The CPython Tutorial defines a custom initializer for a custom type which has the following lines :
if (first) {
tmp = self->first;
Py_INCREF(first);
self->first = first;
Py_XDECREF(tmp);
}
but the tutorial advises against this simpler but more nefarious version :
if (first) {
Py_XDECREF(self->first);
Py_INCREF(first);
self->first = first;
}
For the following reason :
But this would be risky. Our type doesn’t restrict the type of the first member, so it could be any kind of object. It could have a destructor that causes code to be executed that tries to access the first member; or that destructor could release the Global interpreter Lock and let arbitrary code run in other threads that accesses and modifies our object.
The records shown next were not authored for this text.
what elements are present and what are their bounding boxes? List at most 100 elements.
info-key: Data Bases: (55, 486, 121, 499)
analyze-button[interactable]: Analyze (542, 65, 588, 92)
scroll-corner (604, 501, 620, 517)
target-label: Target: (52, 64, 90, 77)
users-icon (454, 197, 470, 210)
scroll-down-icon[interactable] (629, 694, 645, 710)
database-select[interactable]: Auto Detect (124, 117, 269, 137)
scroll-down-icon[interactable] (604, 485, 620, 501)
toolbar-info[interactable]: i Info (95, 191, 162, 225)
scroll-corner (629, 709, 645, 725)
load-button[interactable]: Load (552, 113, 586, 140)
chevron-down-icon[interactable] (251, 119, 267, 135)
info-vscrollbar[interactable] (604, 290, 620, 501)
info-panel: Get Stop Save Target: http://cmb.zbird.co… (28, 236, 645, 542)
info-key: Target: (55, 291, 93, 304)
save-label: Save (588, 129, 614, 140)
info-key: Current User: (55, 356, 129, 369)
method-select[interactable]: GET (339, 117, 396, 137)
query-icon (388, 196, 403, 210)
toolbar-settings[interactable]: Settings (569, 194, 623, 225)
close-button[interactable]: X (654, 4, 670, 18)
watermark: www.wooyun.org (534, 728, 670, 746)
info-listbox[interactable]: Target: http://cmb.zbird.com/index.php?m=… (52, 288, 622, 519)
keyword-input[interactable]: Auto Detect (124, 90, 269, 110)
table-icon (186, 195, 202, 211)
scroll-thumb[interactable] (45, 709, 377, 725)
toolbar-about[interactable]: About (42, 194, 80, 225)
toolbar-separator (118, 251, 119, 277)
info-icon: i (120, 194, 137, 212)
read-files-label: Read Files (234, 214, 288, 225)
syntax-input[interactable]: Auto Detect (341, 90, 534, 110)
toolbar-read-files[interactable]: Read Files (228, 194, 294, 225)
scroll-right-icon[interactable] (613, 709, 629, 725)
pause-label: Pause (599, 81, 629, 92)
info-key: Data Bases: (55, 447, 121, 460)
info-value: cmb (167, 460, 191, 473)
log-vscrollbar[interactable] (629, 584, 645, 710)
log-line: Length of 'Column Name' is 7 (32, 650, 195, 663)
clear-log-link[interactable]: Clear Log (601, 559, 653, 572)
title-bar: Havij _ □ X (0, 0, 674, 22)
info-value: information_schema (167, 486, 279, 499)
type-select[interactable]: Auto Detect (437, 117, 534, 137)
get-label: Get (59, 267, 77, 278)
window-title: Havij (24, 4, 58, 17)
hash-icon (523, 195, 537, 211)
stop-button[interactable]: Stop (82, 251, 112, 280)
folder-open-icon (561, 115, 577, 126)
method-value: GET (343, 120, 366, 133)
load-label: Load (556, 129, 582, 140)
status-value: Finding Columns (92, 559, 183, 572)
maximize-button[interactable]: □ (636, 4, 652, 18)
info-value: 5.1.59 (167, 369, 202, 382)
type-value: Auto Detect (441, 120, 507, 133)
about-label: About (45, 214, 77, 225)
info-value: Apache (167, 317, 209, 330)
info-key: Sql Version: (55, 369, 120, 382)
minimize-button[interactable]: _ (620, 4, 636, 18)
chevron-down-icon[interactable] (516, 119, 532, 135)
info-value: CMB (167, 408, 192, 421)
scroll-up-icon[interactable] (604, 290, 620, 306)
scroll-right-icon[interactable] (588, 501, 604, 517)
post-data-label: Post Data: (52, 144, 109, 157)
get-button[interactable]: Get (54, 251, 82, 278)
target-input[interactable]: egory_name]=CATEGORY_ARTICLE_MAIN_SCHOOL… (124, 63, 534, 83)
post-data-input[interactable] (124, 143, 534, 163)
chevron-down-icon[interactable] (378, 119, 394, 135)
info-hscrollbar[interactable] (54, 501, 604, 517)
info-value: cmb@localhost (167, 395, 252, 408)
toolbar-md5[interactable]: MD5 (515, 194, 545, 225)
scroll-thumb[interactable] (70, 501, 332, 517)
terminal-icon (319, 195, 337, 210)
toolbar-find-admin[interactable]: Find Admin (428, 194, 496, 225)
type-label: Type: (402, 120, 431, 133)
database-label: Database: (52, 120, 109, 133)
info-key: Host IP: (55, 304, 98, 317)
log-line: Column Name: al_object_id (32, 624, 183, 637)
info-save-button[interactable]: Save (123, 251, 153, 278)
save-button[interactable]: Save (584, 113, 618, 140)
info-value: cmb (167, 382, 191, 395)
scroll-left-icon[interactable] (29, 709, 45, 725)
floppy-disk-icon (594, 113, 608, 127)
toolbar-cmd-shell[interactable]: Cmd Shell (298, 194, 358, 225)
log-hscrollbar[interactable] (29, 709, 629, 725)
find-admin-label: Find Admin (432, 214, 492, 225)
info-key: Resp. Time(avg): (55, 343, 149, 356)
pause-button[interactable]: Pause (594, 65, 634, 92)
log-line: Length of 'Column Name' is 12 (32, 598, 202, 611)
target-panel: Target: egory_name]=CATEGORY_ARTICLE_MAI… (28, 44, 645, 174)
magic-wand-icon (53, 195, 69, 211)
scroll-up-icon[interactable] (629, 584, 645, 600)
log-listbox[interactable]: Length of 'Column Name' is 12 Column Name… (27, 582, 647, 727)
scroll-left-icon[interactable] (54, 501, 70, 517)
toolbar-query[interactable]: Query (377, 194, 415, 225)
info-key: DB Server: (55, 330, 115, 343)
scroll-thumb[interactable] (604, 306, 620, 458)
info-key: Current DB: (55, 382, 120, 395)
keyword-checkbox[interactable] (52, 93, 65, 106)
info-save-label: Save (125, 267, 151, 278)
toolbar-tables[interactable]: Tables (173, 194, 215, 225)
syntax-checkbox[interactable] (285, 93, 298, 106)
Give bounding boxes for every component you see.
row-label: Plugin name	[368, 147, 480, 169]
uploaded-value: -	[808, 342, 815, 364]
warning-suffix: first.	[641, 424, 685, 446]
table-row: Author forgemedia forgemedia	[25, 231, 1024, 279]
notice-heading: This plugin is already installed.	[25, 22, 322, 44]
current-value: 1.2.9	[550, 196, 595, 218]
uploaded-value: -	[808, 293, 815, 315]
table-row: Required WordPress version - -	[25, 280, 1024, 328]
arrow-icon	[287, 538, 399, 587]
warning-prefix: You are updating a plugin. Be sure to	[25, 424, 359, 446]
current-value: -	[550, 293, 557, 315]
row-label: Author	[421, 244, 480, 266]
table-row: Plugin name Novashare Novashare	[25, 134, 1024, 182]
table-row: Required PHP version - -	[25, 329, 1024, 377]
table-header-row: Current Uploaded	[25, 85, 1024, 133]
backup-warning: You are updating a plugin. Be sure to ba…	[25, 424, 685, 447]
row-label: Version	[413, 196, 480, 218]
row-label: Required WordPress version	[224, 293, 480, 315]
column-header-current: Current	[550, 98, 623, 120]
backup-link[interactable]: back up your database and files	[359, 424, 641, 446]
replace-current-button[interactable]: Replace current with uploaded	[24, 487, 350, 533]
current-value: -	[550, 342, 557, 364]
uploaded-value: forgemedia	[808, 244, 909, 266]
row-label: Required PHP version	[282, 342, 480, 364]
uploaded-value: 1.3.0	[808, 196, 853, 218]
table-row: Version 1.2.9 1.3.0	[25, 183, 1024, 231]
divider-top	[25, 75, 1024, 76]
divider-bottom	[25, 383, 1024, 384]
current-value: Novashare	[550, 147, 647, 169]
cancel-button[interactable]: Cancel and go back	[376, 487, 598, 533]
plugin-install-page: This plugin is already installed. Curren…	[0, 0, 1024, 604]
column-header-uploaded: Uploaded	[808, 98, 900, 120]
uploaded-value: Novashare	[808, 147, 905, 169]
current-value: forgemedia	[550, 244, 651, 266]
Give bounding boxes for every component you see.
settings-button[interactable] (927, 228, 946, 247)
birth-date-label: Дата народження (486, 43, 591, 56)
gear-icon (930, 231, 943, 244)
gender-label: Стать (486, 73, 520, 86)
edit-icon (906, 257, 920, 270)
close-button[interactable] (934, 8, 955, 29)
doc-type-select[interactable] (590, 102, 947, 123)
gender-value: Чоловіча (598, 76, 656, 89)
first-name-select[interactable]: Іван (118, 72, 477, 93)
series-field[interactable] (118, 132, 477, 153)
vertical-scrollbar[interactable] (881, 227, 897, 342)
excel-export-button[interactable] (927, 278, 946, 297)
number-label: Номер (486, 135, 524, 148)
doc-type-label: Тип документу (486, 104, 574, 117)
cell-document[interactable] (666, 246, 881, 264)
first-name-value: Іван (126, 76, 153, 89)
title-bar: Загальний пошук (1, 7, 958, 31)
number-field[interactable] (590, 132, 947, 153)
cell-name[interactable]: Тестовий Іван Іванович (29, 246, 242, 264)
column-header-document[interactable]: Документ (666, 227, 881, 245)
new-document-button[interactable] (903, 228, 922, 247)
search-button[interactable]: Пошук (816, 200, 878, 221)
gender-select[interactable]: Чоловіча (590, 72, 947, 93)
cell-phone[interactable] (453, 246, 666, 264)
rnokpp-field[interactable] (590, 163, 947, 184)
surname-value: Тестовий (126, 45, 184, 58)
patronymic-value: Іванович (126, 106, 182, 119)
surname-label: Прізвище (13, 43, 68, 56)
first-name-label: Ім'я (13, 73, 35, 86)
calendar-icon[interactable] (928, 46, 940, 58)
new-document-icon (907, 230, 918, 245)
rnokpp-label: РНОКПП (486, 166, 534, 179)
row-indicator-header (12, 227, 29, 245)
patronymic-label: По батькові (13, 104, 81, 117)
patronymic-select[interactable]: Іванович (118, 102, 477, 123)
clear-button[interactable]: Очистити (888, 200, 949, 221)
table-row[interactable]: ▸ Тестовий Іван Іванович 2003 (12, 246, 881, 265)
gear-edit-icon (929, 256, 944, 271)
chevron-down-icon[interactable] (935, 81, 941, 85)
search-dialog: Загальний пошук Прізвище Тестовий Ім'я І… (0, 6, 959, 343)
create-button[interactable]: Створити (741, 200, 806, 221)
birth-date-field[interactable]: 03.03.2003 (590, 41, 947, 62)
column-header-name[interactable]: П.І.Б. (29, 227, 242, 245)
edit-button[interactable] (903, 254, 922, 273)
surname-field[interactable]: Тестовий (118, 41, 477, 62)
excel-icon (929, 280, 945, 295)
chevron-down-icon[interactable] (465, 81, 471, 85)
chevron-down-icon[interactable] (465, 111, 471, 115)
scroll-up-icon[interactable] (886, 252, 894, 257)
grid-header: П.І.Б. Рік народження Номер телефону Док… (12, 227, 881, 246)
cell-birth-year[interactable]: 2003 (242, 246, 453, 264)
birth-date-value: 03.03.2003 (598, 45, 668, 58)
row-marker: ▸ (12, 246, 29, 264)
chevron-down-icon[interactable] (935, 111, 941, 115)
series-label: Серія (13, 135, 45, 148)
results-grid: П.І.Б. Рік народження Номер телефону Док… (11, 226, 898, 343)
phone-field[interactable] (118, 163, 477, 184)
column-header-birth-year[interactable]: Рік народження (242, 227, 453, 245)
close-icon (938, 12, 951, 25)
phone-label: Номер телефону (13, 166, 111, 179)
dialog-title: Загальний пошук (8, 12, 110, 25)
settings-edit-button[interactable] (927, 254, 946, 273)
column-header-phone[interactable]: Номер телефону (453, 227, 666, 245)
I understand the reason why a multithreaded programming can break the simple version. There can be a race condition where the new self->first
is set by one thread and freed by another thread (by way of Py_XDECREF
). This is avoided in the correct version because both threads will have had to set self->first
before freeing it.
The part I don't understand is this section :
It could have a destructor that causes code to be executed that tries to access the first member
If first
is an object that is getting garbage collected, its destructor would have to be called and it should have access to itself through the duration of the destructor. Why can this be dangerous?
Thank you!
Let's suppose we have:
custom = Custom(...) # global variable
class SomePyClass:
def __del__(self):
# access global variable
custom.__init__(1, 2, 3)
Let's suppose that custom.first
is an instance of SomePyClass
and that this instance gets destructed at the line Py_XDECREF(self->first);
.
The arbitrary code in the destructor is going to cause custom.__init__
to be called again. This will cause Py_XDECREF
to be called again on an object that really should have a refcount of 0 and which is already in the process of getting destroyed. That alone represents a reference counting error since it's ref-count will end up below 0 (note this may not be exactly what happens since it temporarily gets given a ref-count of 1 for the duration of the destructor, but it absolutely is a ref-counting error).
Note also the new value of first
that is being assigned to in __init__
is also mis-reference-counted: while our instance is decrefed twice, the value that is about to be assigned is replaced without decrefing it.